Try not to trip on those eggshells.

It's not just a meme. There have been multiple articles and papers the last few years on how a great number of clinical trials are statistically underpowered and therefore suspect; this includes a 2005 paper entitled "Why Most Published Research Findings Are False", which analyzes "49 of the most highly regarded research findings in medicine over the previous 13 years" and finds that a worrying number of them hasn't stand replication.

And when people talk about underpowered studies, it's mentioned less than 100 individuals, not less than 20.

Oh I know. You're preaching to the choir, believe me! But that's not the meme. The meme is invoking it to dismiss a study with no further thought and no specific content.

Small samples get overinterpreted, many published findings are false, etc.—it's all true and the community here is well aware. But it's a gross overreaction to dismiss small-sample experiments wholesale. Even a few seconds' reflection is enough to see that.

For example, assuming this experiment was rigorous, it didn't need more than 16 subjects to find that greater saturated fat in diet doesn't automatically cause greater fat in blood. Additional resources might be better spent on future samples (i.e. replicating the finding by other researchers) than on a larger single sample, which is probably a game of rapidly diminishing returns. And so on.

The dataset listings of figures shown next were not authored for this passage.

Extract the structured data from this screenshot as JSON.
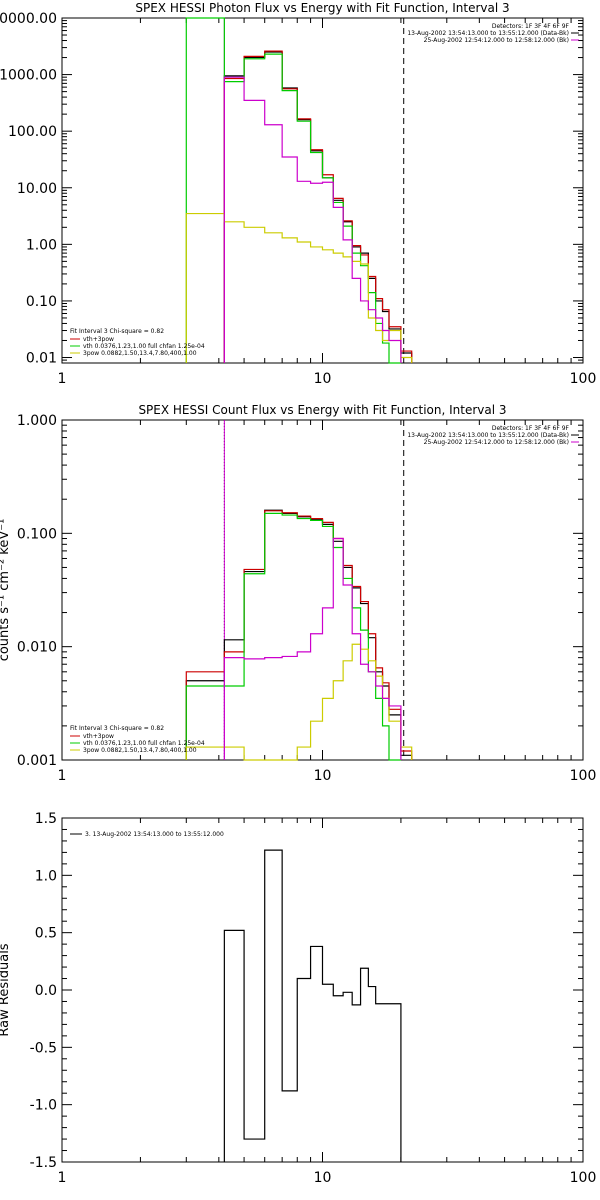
{
  "chart_data": [
    {
      "type": "line",
      "title": "SPEX HESSI Photon Flux vs Energy with Fit Function, Interval 3",
      "xlabel": "",
      "ylabel": "",
      "xscale": "log",
      "yscale": "log",
      "xlim": [
        1,
        100
      ],
      "ylim": [
        0.008,
        10000
      ],
      "xticks": [
        1,
        10,
        100
      ],
      "xtick_labels": [
        "1",
        "10",
        "100"
      ],
      "yticks": [
        10000,
        1000,
        100,
        10,
        1,
        0.1,
        0.01
      ],
      "ytick_labels": [
        "10000.00",
        "1000.00",
        "100.00",
        "10.00",
        "1.00",
        "0.10",
        "0.01"
      ],
      "info_lines": [
        "Detectors: 1F 3F 4F 6F 9F",
        "13-Aug-2002 13:54:13.000 to 13:55:12.000 (Data-Bk)",
        "25-Aug-2002 12:54:12.000 to 12:58:12.000 (Bk)"
      ],
      "info_colors": [
        "",
        "#000000",
        "#cc00cc"
      ],
      "fit_info": "Fit Interval 3   Chi-square = 0.82",
      "legend": [
        {
          "label": "vth+3pow",
          "color": "#cc0000"
        },
        {
          "label": "vth 0.0376,1.23,1.00  full chfan 1.25e-04",
          "color": "#00cc00"
        },
        {
          "label": "3pow 0.0882,1.50,13.4,7.80,400,1.00",
          "color": "#cccc00"
        }
      ],
      "markers": [
        {
          "x": 4.2,
          "style": "solid",
          "color": "#cc00cc"
        },
        {
          "x": 20.5,
          "style": "dashed",
          "color": "#000000"
        }
      ],
      "edges": [
        3,
        4.2,
        5,
        6,
        7,
        8,
        9,
        10,
        11,
        12,
        13,
        14,
        15,
        16,
        17,
        18,
        20,
        22
      ],
      "series": [
        {
          "name": "Data-Bk",
          "color": "#000000",
          "values": [
            null,
            950,
            2000,
            2500,
            580,
            160,
            45,
            15,
            6,
            2.5,
            0.9,
            0.7,
            0.25,
            0.1,
            0.065,
            0.032,
            0.012
          ]
        },
        {
          "name": "vth+3pow",
          "color": "#cc0000",
          "values": [
            null,
            850,
            2100,
            2600,
            560,
            165,
            47,
            17,
            6.5,
            2.6,
            0.95,
            0.65,
            0.27,
            0.11,
            0.07,
            0.035,
            0.013
          ]
        },
        {
          "name": "vth",
          "color": "#00cc00",
          "values": [
            15000,
            750,
            1900,
            2300,
            520,
            150,
            42,
            15,
            5.5,
            2.1,
            0.7,
            0.42,
            0.14,
            0.04,
            0.018,
            0.007,
            null
          ]
        },
        {
          "name": "3pow",
          "color": "#cccc00",
          "values": [
            3.5,
            2.5,
            2.0,
            1.6,
            1.3,
            1.1,
            0.9,
            0.8,
            0.7,
            0.6,
            0.5,
            0.45,
            0.05,
            0.03,
            0.02,
            0.03,
            0.01
          ]
        },
        {
          "name": "Bk",
          "color": "#cc00cc",
          "values": [
            null,
            900,
            350,
            130,
            35,
            13,
            12,
            12.5,
            4.5,
            1.2,
            0.25,
            0.1,
            0.07,
            0.05,
            0.03,
            0.02,
            null
          ]
        }
      ]
    },
    {
      "type": "line",
      "title": "SPEX HESSI Count Flux vs Energy with Fit Function, Interval 3",
      "xlabel": "",
      "ylabel": "counts s⁻¹ cm⁻² keV⁻¹",
      "xscale": "log",
      "yscale": "log",
      "xlim": [
        1,
        100
      ],
      "ylim": [
        0.001,
        1
      ],
      "xticks": [
        1,
        10,
        100
      ],
      "xtick_labels": [
        "1",
        "10",
        "100"
      ],
      "yticks": [
        1,
        0.1,
        0.01,
        0.001
      ],
      "ytick_labels": [
        "1.000",
        "0.100",
        "0.010",
        "0.001"
      ],
      "info_lines": [
        "Detectors: 1F 3F 4F 6F 9F",
        "13-Aug-2002 13:54:13.000 to 13:55:12.000 (Data-Bk)",
        "25-Aug-2002 12:54:12.000 to 12:58:12.000 (Bk)"
      ],
      "info_colors": [
        "",
        "#000000",
        "#cc00cc"
      ],
      "fit_info": "Fit Interval 3   Chi-square = 0.82",
      "legend": [
        {
          "label": "vth+3pow",
          "color": "#cc0000"
        },
        {
          "label": "vth 0.0376,1.23,1.00  full chfan 1.25e-04",
          "color": "#00cc00"
        },
        {
          "label": "3pow 0.0882,1.50,13.4,7.80,400,1.00",
          "color": "#cccc00"
        }
      ],
      "markers": [
        {
          "x": 4.2,
          "style": "dotted",
          "color": "#000000"
        },
        {
          "x": 4.2,
          "style": "solid",
          "color": "#cc00cc"
        },
        {
          "x": 20.5,
          "style": "dashed",
          "color": "#000000"
        }
      ],
      "edges": [
        3,
        4.2,
        5,
        6,
        7,
        8,
        9,
        10,
        11,
        12,
        13,
        14,
        15,
        16,
        17,
        18,
        20,
        22
      ],
      "series": [
        {
          "name": "Data-Bk",
          "color": "#000000",
          "values": [
            0.005,
            0.0115,
            0.046,
            0.16,
            0.15,
            0.14,
            0.132,
            0.12,
            0.085,
            0.05,
            0.033,
            0.024,
            0.012,
            0.006,
            0.0045,
            0.0025,
            0.0011
          ]
        },
        {
          "name": "vth+3pow",
          "color": "#cc0000",
          "values": [
            0.006,
            0.009,
            0.048,
            0.158,
            0.152,
            0.142,
            0.135,
            0.125,
            0.09,
            0.052,
            0.034,
            0.025,
            0.013,
            0.0065,
            0.0048,
            0.0028,
            0.0012
          ]
        },
        {
          "name": "vth",
          "color": "#00cc00",
          "values": [
            0.0045,
            0.0045,
            0.044,
            0.15,
            0.145,
            0.135,
            0.13,
            0.115,
            0.075,
            0.04,
            0.022,
            0.014,
            0.006,
            0.0035,
            0.002,
            0.001,
            null
          ]
        },
        {
          "name": "3pow",
          "color": "#cccc00",
          "values": [
            0.0013,
            0.0013,
            0.0009,
            0.0009,
            0.0009,
            0.0013,
            0.0022,
            0.0035,
            0.005,
            0.0075,
            0.0105,
            0.0095,
            0.0075,
            0.0055,
            0.0035,
            0.0022,
            0.0013
          ]
        },
        {
          "name": "Bk",
          "color": "#cc00cc",
          "values": [
            null,
            0.008,
            0.0078,
            0.008,
            0.0082,
            0.009,
            0.013,
            0.022,
            0.09,
            0.035,
            0.013,
            0.007,
            0.006,
            0.0045,
            0.0035,
            0.003,
            null
          ]
        }
      ]
    },
    {
      "type": "line",
      "title": "",
      "xlabel": "",
      "ylabel": "Raw Residuals",
      "xscale": "log",
      "yscale": "linear",
      "xlim": [
        1,
        100
      ],
      "ylim": [
        -1.5,
        1.5
      ],
      "xticks": [
        1,
        10,
        100
      ],
      "xtick_labels": [
        "1",
        "10",
        "100"
      ],
      "yticks": [
        1.5,
        1.0,
        0.5,
        0.0,
        -0.5,
        -1.0,
        -1.5
      ],
      "ytick_labels": [
        "1.5",
        "1.0",
        "0.5",
        "0.0",
        "-0.5",
        "-1.0",
        "-1.5"
      ],
      "legend": [
        {
          "label": "3. 13-Aug-2002 13:54:13.000 to 13:55:12.000",
          "color": "#000000"
        }
      ],
      "edges": [
        4.2,
        5,
        6,
        7,
        8,
        9,
        10,
        11,
        12,
        13,
        14,
        15,
        16,
        17,
        18,
        20
      ],
      "series": [
        {
          "name": "",
          "color": "#000000",
          "values": [
            0.52,
            -1.3,
            1.22,
            -0.88,
            0.1,
            0.38,
            0.05,
            -0.05,
            -0.02,
            -0.13,
            0.19,
            0.03,
            -0.12,
            -0.12,
            -0.12
          ]
        }
      ]
    }
  ]
}
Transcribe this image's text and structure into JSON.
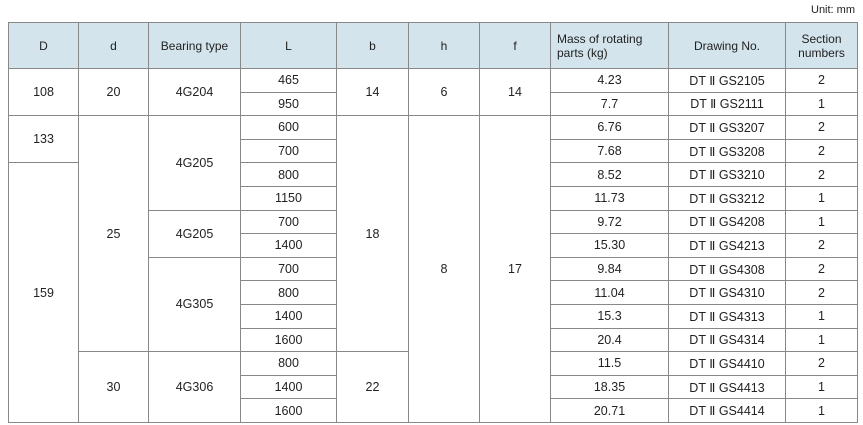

The point is that HN wants reflective discussions, not reflexive ones. It takes no work and no real thought to pick out one detail that people are currently primed to fuss over and make a post of it. That's not reflection, it's habit, and its payload is not learning, but reinforcement. Reflection requires engaging with the material—this specific material.

There are two ways to do that. One is to dig in and learn the material, think about it, and report your findings to HN. The other is to happen to know something about it in the first place. The first takes work, the second luck. Comments based on neither work nor knowledge are likely not to be substantive. That's why want to avoid generic dismissals as opposed to specific ones.

They only analysed 49 research findings? Pah! Far too few to draw any real conclusions :)
Keep in mind that the clearer an effect is, the smaller the sample size has to be.